What Kind of Leader Are You?

Some people are said to be leaders because its in their job title. They may or may not actually be leaders. Others lead because it’s who they are. Their job title may be janitor or clerk, but they know how to positively influence people, so they are leaders. The skills that make up a leader are what I call Engager Dynamics. Those “attributes and energies that engage people and transform work” (see my second post, “Employee Engagement: What does that mean?“) fall along two axis of a matrix like the one above. Some of the dynamics fall along the “Challenger” axis and the others along the “Connector” axis.

You can plot your current leadership effectiveness on the matrix.

  1. If you are more concerned about having good relationships with your people and don’t want to rock the boat or upset them too much by challenging them, you may be what I call a “Pacifier.”
  2. I’ve seen people in leadership jobs whom I would call “Avoiders.” These folks tend to stay in their offices and send out emails or texts and make phone calls. They neither challenge nor connect with their people. These are “L-I-N-Os” – Leaders In Name Only.
  3. Then there are the “Dictators.” I’m sure we’ve all met these. They are very high on command and control and have a “Do-it-because-I-said-so” approach. People tend to snap to when this person comes into the room. They work diligently while the leader is present. What happens when the leader leaves? All too often, work suffers while the tension fades from the room.
  4. “Engagers” are people who both Connect with and Challenge their people. These are the ones who tend to be leaders even without the title. Engagers make a personal connection with people. Because of that connection they are able to challenge them to achieve beyond what they’d ever imagined.
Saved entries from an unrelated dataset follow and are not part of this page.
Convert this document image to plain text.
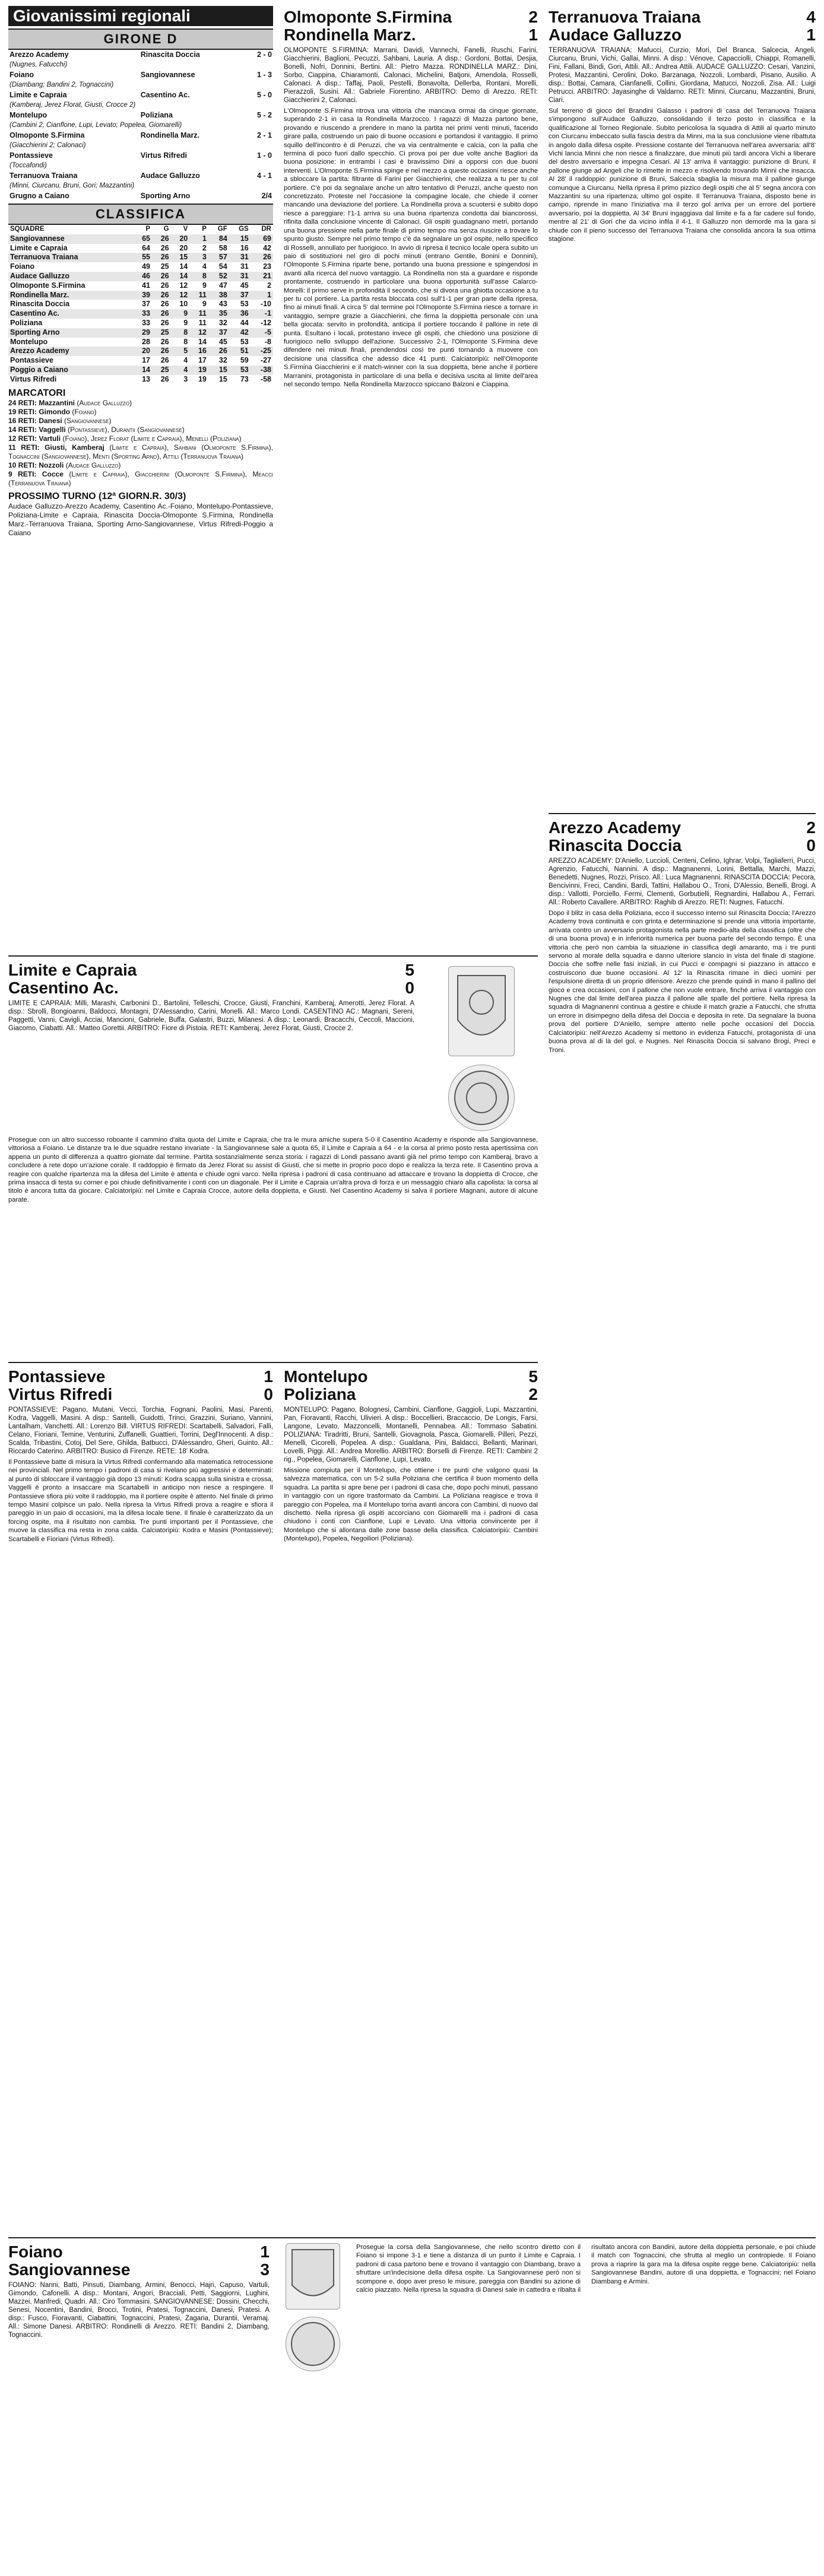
Giovanissimi regionali
GIRONE D
Arezzo Academy	Rinascita Doccia	2 - 0
(Nugnes, Fatucchi)		
Foiano	Sangiovannese	1 - 3
(Diambang; Bandini 2, Tognaccini)		
Limite e Capraia	Casentino Ac.	5 - 0
(Kamberaj, Jerez Florat, Giusti, Crocce 2)		
Montelupo	Poliziana	5 - 2
(Cambini 2, Cianflone, Lupi, Levato; Popelea, Giomarelli)		
Olmoponte S.Firmina	Rondinella Marz.	2 - 1
(Giacchierini 2; Calonaci)		
Pontassieve	Virtus Rifredi	1 - 0
(Toccafondi)		
Terranuova Traiana	Audace Galluzzo	4 - 1
(Minni, Ciurcanu, Bruni, Gori; Mazzantini)		
Grugno a Caiano	Sporting Arno	2/4
CLASSIFICA
SQUADRE	P	G	V	P	GF	GS	DR
Sangiovannese	65	26	20	1	84	15	69
Limite e Capraia	64	26	20	2	58	16	42
Terranuova Traiana	55	26	15	3	57	31	26
Foiano	49	25	14	4	54	31	23
Audace Galluzzo	46	26	14	8	52	31	21
Olmoponte S.Firmina	41	26	12	9	47	45	2
Rondinella Marz.	39	26	12	11	38	37	1
Rinascita Doccia	37	26	10	9	43	53	-10
Casentino Ac.	33	26	9	11	35	36	-1
Poliziana	33	26	9	11	32	44	-12
Sporting Arno	29	25	8	12	37	42	-5
Montelupo	28	26	8	14	45	53	-8
Arezzo Academy	20	26	5	16	26	51	-25
Pontassieve	17	26	4	17	32	59	-27
Poggio a Caiano	14	25	4	19	15	53	-38
Virtus Rifredi	13	26	3	19	15	73	-58
MARCATORI
24 RETI: Mazzantini (Audace Galluzzo)
19 RETI: Gimondo (Foiano)
16 RETI: Danesi (Sangiovannese)
14 RETI: Vaggelli (Pontassieve), Durantii (Sangiovannese)
12 RETI: Vartuli (Foiano), Jerez Florat (Limite e Capraia), Menelli (Poliziana)
11 RETI: Giusti, Kamberaj (Limite e Capraia), Sahbani (Olmoponte S.Firmina), Tognaccini (Sangiovannese), Menti (Sporting Arno), Attili (Terranuova Traiana)
10 RETI: Nozzoli (Audace Galluzzo)
9 RETI: Cocce (Limite e Capraia), Giacchierini (Olmoponte S.Firmina), Meacci (Terranuova Traiana)
PROSSIMO TURNO (12ª GIORN.R. 30/3)
Audace Galluzzo-Arezzo Academy, Casentino Ac.-Foiano, Montelupo-Pontassieve, Poliziana-Limite e Capraia, Rinascita Doccia-Olmoponte S.Firmina, Rondinella Marz.-Terranuova Traiana, Sporting Arno-Sangiovannese, Virtus Rifredi-Poggio a Caiano
Olmoponte S.Firmina	2
Rondinella Marz.	1
OLMOPONTE S.FIRMINA: Marrani, Davidi, Vannechi, Fanelli, Ruschi, Farini, Giacchierini, Baglioni, Pecuzzi, Sahbani, Lauria. A disp.: Gordoni, Bottai, Desjia, Bonelli, Nofri, Donnini, Bertini. All.: Pietro Mazza. RONDINELLA MARZ.: Dini, Sorbo, Ciappina, Chiaramonti, Calonaci, Michelini, Batjoni, Amendola, Rosselli, Calonaci. A disp.: Taffaj, Paoli, Pestelli, Bonavolta, Dellerba, Rontani, Morelli, Pierazzoli, Susini. All.: Gabriele Fiorentino. ARBITRO: Demo di Arezzo. RETI: Giacchierini 2, Calonaci.
L'Olmoponte S.Firmina ritrova una vittoria che mancava ormai da cinque giornate, superando 2-1 in casa la Rondinella Marzocco. I ragazzi di Mazza partono bene, provando e riuscendo a prendere in mano la partita nei primi venti minuti, facendo girare palla, costruendo un paio di buone occasioni e portandosi il vantaggio. Il primo squillo dell'incontro è di Peruzzi, che va via centralmente e calcia, con la palla che termina di poco fuori dallo specchio. Ci prova poi per due volte anche Bagliori da buona posizione: in entrambi i casi è bravissimo Dini a opporsi con due buoni interventi. L'Olmoponte S.Firmina spinge e nel mezzo a queste occasioni riesce anche a sbloccare la partita: filtrante di Farini per Giacchierini, che realizza a tu per tu col portiere. C'è poi da segnalare anche un altro tentativo di Peruzzi, anche questo non concretizzato. Proteste nel l'occasione la compagine locale, che chiede il corner mancando una deviazione del portiere. La Rondinella prova a scuotersi e subito dopo riesce a pareggiare: l'1-1 arriva su una buona ripartenza condotta dai biancorossi, rifinita dalla conclusione vincente di Calonaci. Gli ospiti guadagnano metri, portando una buona pressione nella parte finale di primo tempo ma senza riuscire a trovare lo spunto giusto. Sempre nel primo tempo c'è da segnalare un gol ospite, nello specifico di Rosselli, annullato per fuorigioco. In avvio di ripresa il tecnico locale opera subito un paio di sostituzioni nel giro di pochi minuti (entrano Gentile, Bonini e Donnini), l'Olmoponte S.Firmina riparte bene, portando una buona pressione e spingendosi in avanti alla ricerca del nuovo vantaggio. La Rondinella non sta a guardare e risponde prontamente, costruendo in particolare una buona opportunità sull'asse Calarco-Morelli: il primo serve in profondità il secondo, che si divora una ghiotta occasione a tu per tu col portiere. La partita resta bloccata così sull'1-1 per gran parte della ripresa, fino ai minuti finali. A circa 5' dal termine poi l'Olmoponte S.Firmina riesce a tornare in vantaggio, sempre grazie a Giacchierini, che firma la doppietta personale con una bella giocata: servito in profondità, anticipa il portiere toccando il pallone in rete di punta. Esultano i locali, protestano invece gli ospiti, che chiedono una posizione di fuorigioco nello sviluppo dell'azione. Successivo 2-1, l'Olmoponte S.Firmina deve difendere nei minuti finali, prendendosi così tre punti tornando a muovere con decisione una classifica che adesso dice 41 punti. Calciatoripiù: nell'Olmoponte S.Firmina Giacchierini e il match-winner con la sua doppietta, bene anche il portiere Marranini, protagonista in particolare di una bella e decisiva uscita al limite dell'area nel secondo tempo. Nella Rondinella Marzocco spiccano Balzoni e Ciappina.
Terranuova Traiana	4
Audace Galluzzo	1
TERRANUOVA TRAIANA: Mafucci, Curzio, Mori, Del Branca, Salcecia, Angeli, Ciurcanu, Bruni, Vichi, Gallai, Minni. A disp.: Vénove, Capacciolli, Chiappi, Romanelli, Fini, Fallani, Bindi, Gori, Attili. All.: Andrea Attili. AUDACE GALLUZZO: Cesari, Vanzini, Protesi, Mazzantini, Cerolini, Doko, Barzanaga, Nozzoli, Lombardi, Pisano, Ausilio. A disp.: Bottai, Camara, Cianfanelli, Collini, Giordana, Matucci, Nozzoli, Zisa. All.: Luigi Petrucci. ARBITRO: Jayasinghe di Valdarno. RETI: Minni, Ciurcanu, Mazzantini, Bruni, Ciari.
Sul terreno di gioco del Brandini Galasso i padroni di casa del Terranuova Traiana s'impongono sull'Audace Galluzzo, consolidando il terzo posto in classifica e la qualificazione al Torneo Regionale. Subito pericolosa la squadra di Attili al quarto minuto con Ciurcanu imbeccato sulla fascia destra da Minni, ma la sua conclusione viene ribattuta in angolo dalla difesa ospite. Pressione costante del Terranuova nell'area avversaria: all'8' Vichi lancia Minni che non riesce a finalizzare, due minuti più tardi ancora Vichi a liberare del destro avversario e impegna Cesari. Al 13' arriva il vantaggio: punizione di Bruni, il pallone giunge ad Angeli che lo rimette in mezzo e risolvendo trovando Minni che insacca. Al 28' il raddoppio: punizione di Bruni, Salcecia sbaglia la misura ma il pallone giunge comunque a Ciurcanu. Nella ripresa il primo pizzico degli ospiti che al 5' segna ancora con Mazzantini su una ripartenza; ultimo gol ospite. Il Terranuova Traiana, disposto bene in campo, riprende in mano l'iniziativa ma il terzo gol arriva per un errore del portiere avversario, poi la doppietta. Al 34' Bruni ingaggiava dal limite e fa a far cadere sul fondo, mentre al 21' di Gori che da vicino infila il 4-1. Il Galluzzo non demorde ma la gara si chiude con il pieno successo del Terranuova Traiana che consolida ancora la sua ottima stagione.
Arezzo Academy	2
Rinascita Doccia	0
AREZZO ACADEMY: D'Aniello, Luccioli, Centeni, Celino, Ighrar, Volpi, Tagliaferri, Pucci, Agrenzio, Fatucchi, Nannini. A disp.: Magnanenni, Lorini, Bettalla, Marchi, Mazzi, Benedetti, Nugnes, Rozzi, Prisco. All.: Luca Magnanenni. RINASCITA DOCCIA: Pecora, Bencivinni, Freci, Candini, Bardi, Tattini, Hallabou O., Troni, D'Alessio, Benelli, Brogi. A disp.: Vallotti, Porciello, Fermi, Clementi, Gorbutielli, Regnardini, Hallabou A., Ferrari. All.: Roberto Cavallere. ARBITRO: Raghib di Arezzo. RETI: Nugnes, Fatucchi.
Dopo il blitz in casa della Poliziana, ecco il successo interno sul Rinascita Doccia: l'Arezzo Academy trova continuità e con grinta e determinazione si prende una vittoria importante, arrivata contro un avversario protagonista nella parte medio-alta della classifica (oltre che di una buona prova) e in inferiorità numerica per buona parte del secondo tempo. È una vittoria che però non cambia la situazione in classifica degli amaranto, ma i tre punti servono al morale della squadra e danno ulteriore slancio in vista del finale di stagione. Doccia che soffre nelle fasi iniziali, in cui Pucci e compagni si piazzano in attacco e costruiscono due buone occasioni. Al 12' la Rinascita rimane in dieci uomini per l'espulsione diretta di un proprio difensore. Arezzo che prende quindi in mano il pallino del gioco e crea occasioni, con il pallone che non vuole entrare, finché arriva il vantaggio con Nugnes che dal limite dell'area piazza il pallone alle spalle del portiere. Nella ripresa la squadra di Magnanenni continua a gestire e chiude il match grazie a Fatucchi, che sfrutta un errore in disimpegno della difesa del Doccia e deposita in rete. Da segnalare la buona prova del portiere D'Aniello, sempre attento nelle poche occasioni del Doccia. Calciatoripiù: nell'Arezzo Academy si mettono in evidenza Fatucchi, protagonista di una buona prova al di là del gol, e Nugnes. Nel Rinascita Doccia si salvano Brogi, Preci e Troni.
Limite e Capraia	5
Casentino Ac.	0
LIMITE E CAPRAIA: Milli, Marashi, Carbonini D., Bartolini, Telleschi, Crocce, Giusti, Franchini, Kamberaj, Amerotti, Jerez Florat. A disp.: Sbrolli, Bongioanni, Baldocci, Montagni, D'Alessandro, Carini, Monelli. All.: Marco Londi. CASENTINO AC.: Magnani, Sereni, Paggetti, Vanni, Cavigli, Acciai, Mancioni, Gabriele, Buffa, Galastri, Buzzi, Milanesi. A disp.: Leonardi, Bracacchi, Ceccoli, Maccioni, Giacomo, Ciabatti. All.: Matteo Gorettii. ARBITRO: Fiore di Pistoia. RETI: Kamberaj, Jerez Florat, Giusti, Crocce 2.
Prosegue con un altro successo roboante il cammino d'alta quota del Limite e Capraia, che tra le mura amiche supera 5-0 il Casentino Academy e risponde alla Sangiovannese, vittoriosa a Foiano. Le distanze tra le due squadre restano invariate - la Sangiovannese sale a quota 65, il Limite e Capraia a 64 - e la corsa al primo posto resta apertissima con appena un punto di differenza a quattro giornate dal termine. Partita sostanzialmente senza storia: i ragazzi di Londi passano avanti già nel primo tempo con Kamberaj, bravo a concludere a rete dopo un'azione corale. Il raddoppio è firmato da Jerez Florat su assist di Giusti, che si mette in proprio poco dopo e realizza la terza rete. Il Casentino prova a reagire con qualche ripartenza ma la difesa del Limite è attenta e chiude ogni varco. Nella ripresa i padroni di casa continuano ad attaccare e trovano la doppietta di Crocce, che prima insacca di testa su corner e poi chiude definitivamente i conti con un diagonale. Per il Limite e Capraia un'altra prova di forza e un messaggio chiaro alla capolista: la corsa al titolo è ancora tutta da giocare. Calciatoripiù: nel Limite e Capraia Crocce, autore della doppietta, e Giusti. Nel Casentino Academy si salva il portiere Magnani, autore di alcune parate.
Pontassieve	1
Virtus Rifredi	0
PONTASSIEVE: Pagano, Mutani, Vecci, Torchia, Fognani, Paolini, Masi, Parenti, Kodra, Vaggelli, Masini. A disp.: Santelli, Guidotti, Trinci, Grazzini, Suriano, Vannini, Lantalham, Vanchetti. All.: Lorenzo Bill. VIRTUS RIFREDI: Scartabelli, Salvadori, Falli, Celano, Fioriani, Temine, Venturini, Zuffanelli, Guattieri, Torrini, Degl'Innocenti. A disp.: Scalda, Tribastini, Cotoj, Del Sere, Ghilda, Batbucci, D'Alessandro, Gheri, Guinto. All.: Riccardo Caterino. ARBITRO: Busico di Firenze. RETE: 18' Kodra.
Il Pontassieve batte di misura la Virtus Rifredi confermando alla matematica retrocessione nei provinciali. Nel primo tempo i padroni di casa si rivelano più aggressivi e determinati: al punto di sbloccare il vantaggio già dopo 13 minuti: Kodra scappa sulla sinistra e crossa, Vaggelli è pronto a insaccare ma Scartabelli in anticipo non riesce a respingere. Il Pontassieve sfiora più volte il raddoppio, ma il portiere ospite è attento. Nel finale di primo tempo Masini colpisce un palo. Nella ripresa la Virtus Rifredi prova a reagire e sfiora il pareggio in un paio di occasioni, ma la difesa locale tiene. Il finale è caratterizzato da un forcing ospite, ma il risultato non cambia. Tre punti importanti per il Pontassieve, che muove la classifica ma resta in zona calda. Calciatoripiù: Kodra e Masini (Pontassieve); Scartabelli e Fioriani (Virtus Rifredi).
Montelupo	5
Poliziana	2
MONTELUPO: Pagano, Bolognesi, Cambini, Cianflone, Gaggioli, Lupi, Mazzantini, Pan, Fioravanti, Racchi, Ulivieri. A disp.: Boccellieri, Braccaccio, De Longis, Farsi, Langone, Levato, Mazzoncelli, Montanelli, Pennabea. All.: Tommaso Sabatini. POLIZIANA: Tiradritti, Bruni, Santelli, Giovagnola, Pasca, Giomarelli, Pilleri, Pezzi, Menelli, Cicorelli, Popelea. A disp.: Gualdana, Pini, Baldacci, Bellanti, Marinari, Lovelli, Piggi. All.: Andrea Morellio. ARBITRO: Borselli di Firenze. RETI: Cambini 2 rig., Popelea, Giomarelli, Cianflone, Lupi, Levato.
Missione compiuta per il Montelupo, che ottiene i tre punti che valgono quasi la salvezza matematica, con un 5-2 sulla Poliziana che certifica il buon momento della squadra. La partita si apre bene per i padroni di casa che, dopo pochi minuti, passano in vantaggio con un rigore trasformato da Cambini. La Poliziana reagisce e trova il pareggio con Popelea, ma il Montelupo torna avanti ancora con Cambini, di nuovo dal dischetto. Nella ripresa gli ospiti accorciano con Giomarelli ma i padroni di casa chiudono i conti con Cianflone, Lupi e Levato. Una vittoria convincente per il Montelupo che si allontana dalle zone basse della classifica. Calciatoripiù: Cambini (Montelupo), Popelea, Negoiliori (Poliziana).
Foiano	1
Sangiovannese	3
FOIANO: Nanni, Batti, Pinsuti, Diambang, Armini, Benocci, Hajri, Capuso, Vartuli, Gimondo, Cafonelli. A disp.: Montani, Angori, Bracciali, Petti, Saggiorni, Lughini, Mazzei, Manfredi, Quadri. All.: Ciro Tommasini. SANGIOVANNESE: Dossini, Checchi, Senesi, Nocentini, Bandini, Brocci, Trotini, Pratesi, Tognaccini, Danesi, Pratesi. A disp.: Fusco, Fioravanti, Ciabattini, Tognaccini, Pratesi, Zagaria, Durantii, Veramaj. All.: Simone Danesi. ARBITRO: Rondinelli di Arezzo. RETI: Bandini 2, Diambang, Tognaccini.
Prosegue la corsa della Sangiovannese, che nello scontro diretto con il Foiano si impone 3-1 e tiene a distanza di un punto il Limite e Capraia. I padroni di casa partono bene e trovano il vantaggio con Diambang, bravo a sfruttare un'indecisione della difesa ospite. La Sangiovannese però non si scompone e, dopo aver preso le misure, pareggia con Bandini su azione di calcio piazzato. Nella ripresa la squadra di Danesi sale in cattedra e ribalta il risultato ancora con Bandini, autore della doppietta personale, e poi chiude il match con Tognaccini, che sfrutta al meglio un contropiede. Il Foiano prova a riaprire la gara ma la difesa ospite regge bene. Calciatoripiù: nella Sangiovannese Bandini, autore di una doppietta, e Tognaccini; nel Foiano Diambang e Armini.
What Kind of Leader Do You Want to Be?

I said you could plot your “current” leadership effectiveness on the matrix because you can improve your effectiveness by developing the skills called Engager Dynamics. In the next several posts I will describe each of the dynamics and then we’ll talk about how to improve in each one. So if you are currently a Pacifier or Avoider or Dictator, never fear, you can become an Engager.